People objecting to Rand Paul’s adherence to property rights (vs. adherence to anti-discrimination law) is reasonable — even if I don’t share their position — but I’m already getting tired of the assertions, from both right and left, that Paul somehow contradicted himself.  Call his position wrong if you like, but don’t pretend it lacks internal coherence.  If he seemed mealy-mouthed responding to Rachel Maddow, it was because history and law are complex, not because his position is hypocritical or incoherent.

He thinks government-run institutions shouldn’t discriminate, that private ones morally shouldn’t but legally should be allowed to, and that the Civil Rights Act of 1964 was, on balance, good and necessary but shouldn’t now apply to private property.  That’s pretty much the standard libertarian position (though he is not an across-the-board standard libertarian).

He could easily have stuck to the points of all this on which he and Maddow — and most Americans — agree but was honest enough to jump to the crux of the disagreement Maddow was driving at.  At the end of the day, she didn’t care about 1964, much as liberals enjoy refighting the battles of that decade, but about the question “Should a property owner be legally able to exclude people for racist reasons?”  The consistent, coherent, libertarian answer is yes.

Far less coherent, far more evasive, and far less libertarian are responses like this one from tomorrow’s Wall Street Journal.  Everything they say about history is correct — and that’s why even people like Paul think the 1964 Civil Rights Act was on balance correct — but nothing they say adds up to evidence that Paul has been contradicting his own principles.  The Journal’s essay amounts to saying that given the baggage of history, one shouldn’t answer hypothetical questions as forthrightly as Paul did.

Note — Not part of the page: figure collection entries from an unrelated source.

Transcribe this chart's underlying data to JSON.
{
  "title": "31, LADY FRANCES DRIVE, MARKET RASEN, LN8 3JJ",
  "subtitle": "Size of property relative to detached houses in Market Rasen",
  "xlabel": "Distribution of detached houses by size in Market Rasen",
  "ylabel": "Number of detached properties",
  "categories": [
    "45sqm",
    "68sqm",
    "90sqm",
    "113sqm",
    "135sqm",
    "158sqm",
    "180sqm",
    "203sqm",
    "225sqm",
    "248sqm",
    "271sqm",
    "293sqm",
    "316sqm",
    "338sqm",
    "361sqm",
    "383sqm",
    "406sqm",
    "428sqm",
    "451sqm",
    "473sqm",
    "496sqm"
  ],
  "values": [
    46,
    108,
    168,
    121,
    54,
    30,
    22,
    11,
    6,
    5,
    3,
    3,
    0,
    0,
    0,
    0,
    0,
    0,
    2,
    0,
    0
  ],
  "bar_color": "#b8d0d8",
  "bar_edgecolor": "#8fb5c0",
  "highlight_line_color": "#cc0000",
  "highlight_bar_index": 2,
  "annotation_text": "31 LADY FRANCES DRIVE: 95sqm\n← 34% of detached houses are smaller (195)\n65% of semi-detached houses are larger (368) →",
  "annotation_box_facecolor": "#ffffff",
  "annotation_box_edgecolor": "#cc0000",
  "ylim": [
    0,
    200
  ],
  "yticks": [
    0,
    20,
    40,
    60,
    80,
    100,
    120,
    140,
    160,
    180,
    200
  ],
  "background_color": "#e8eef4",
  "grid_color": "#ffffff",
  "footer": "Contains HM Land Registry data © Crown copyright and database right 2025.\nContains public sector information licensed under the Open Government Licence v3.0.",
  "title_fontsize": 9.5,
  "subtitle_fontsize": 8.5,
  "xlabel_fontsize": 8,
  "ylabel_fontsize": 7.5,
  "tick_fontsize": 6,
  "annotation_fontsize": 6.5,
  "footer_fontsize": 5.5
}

People often accuse others of hypocrisy or internal contradiction when the accusers themselves don’t want to answer the real question, which makes me wonder whether a lot of Paul’s critics, forced to answer the question “Can property owners exclude whoever they want?” would sound even more evasive and mealy-mouthed than Paul — but in a way, that’s encouraging.  It means people may not be as quick to give confident anti-property answers as I might have feared.

1 comment:

Dirtyrottenvarmint said...

Rand’s mistakes were, 1) answering questions from Rachel Maddow, who has zero interest in honest (or even accurate) reporting; 2) answering a specific question about laws and social reforms in 1964, a time when he was one year old.

What he should have done is to say, “You’re welcome to visit my website and read the FAQ, Rachel sweetie.” Or perhaps called Fox and asked if they want an exclusive interview. Libertarians lose when they play the standard politics game, because anti-liberty politicians and reporters are always willing to lie.

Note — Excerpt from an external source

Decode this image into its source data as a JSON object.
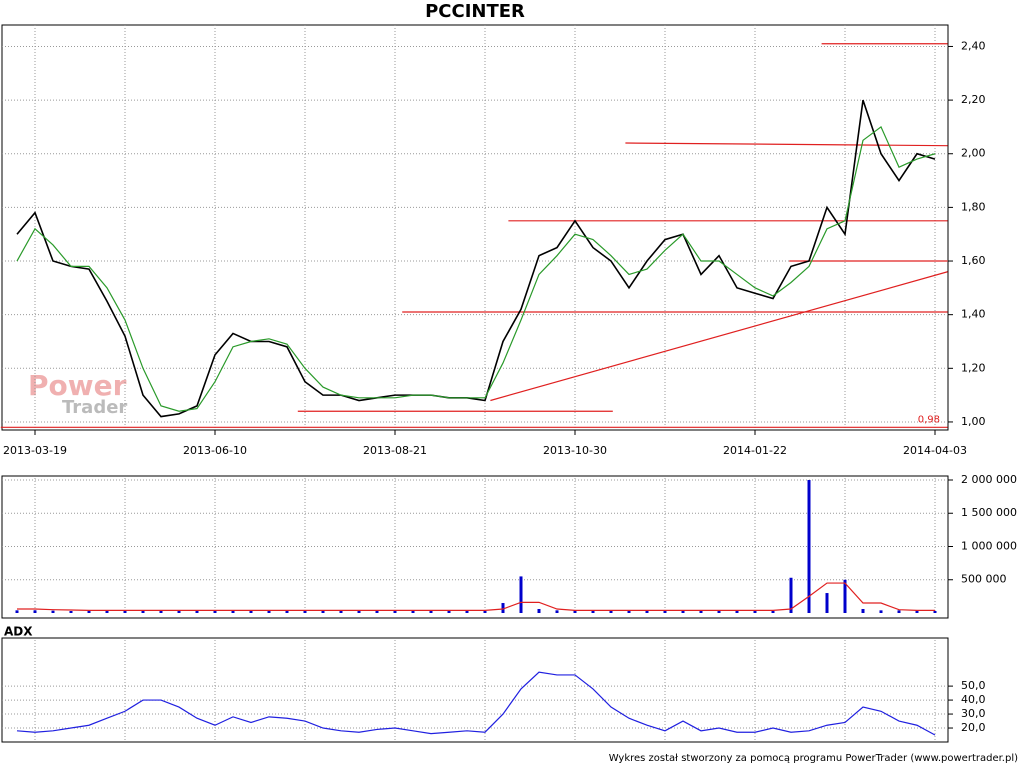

It’s very simple to put together a coherent argument that the Civil Rights Act was 1) unconstitutional, and 2) has been severely detrimental to the well-being of black Americans, who were categorically far better off prior to 1964. (But not individually. Certain individuals profited greatly from the bureaucracy which grew out of the Act). I’ll go so far as to say it is impossible to defend the Act on rational, unemotional grounds – that is, an argument based on “it’s the right thing to do” or “discrimination is wrong” doesn’t cut it.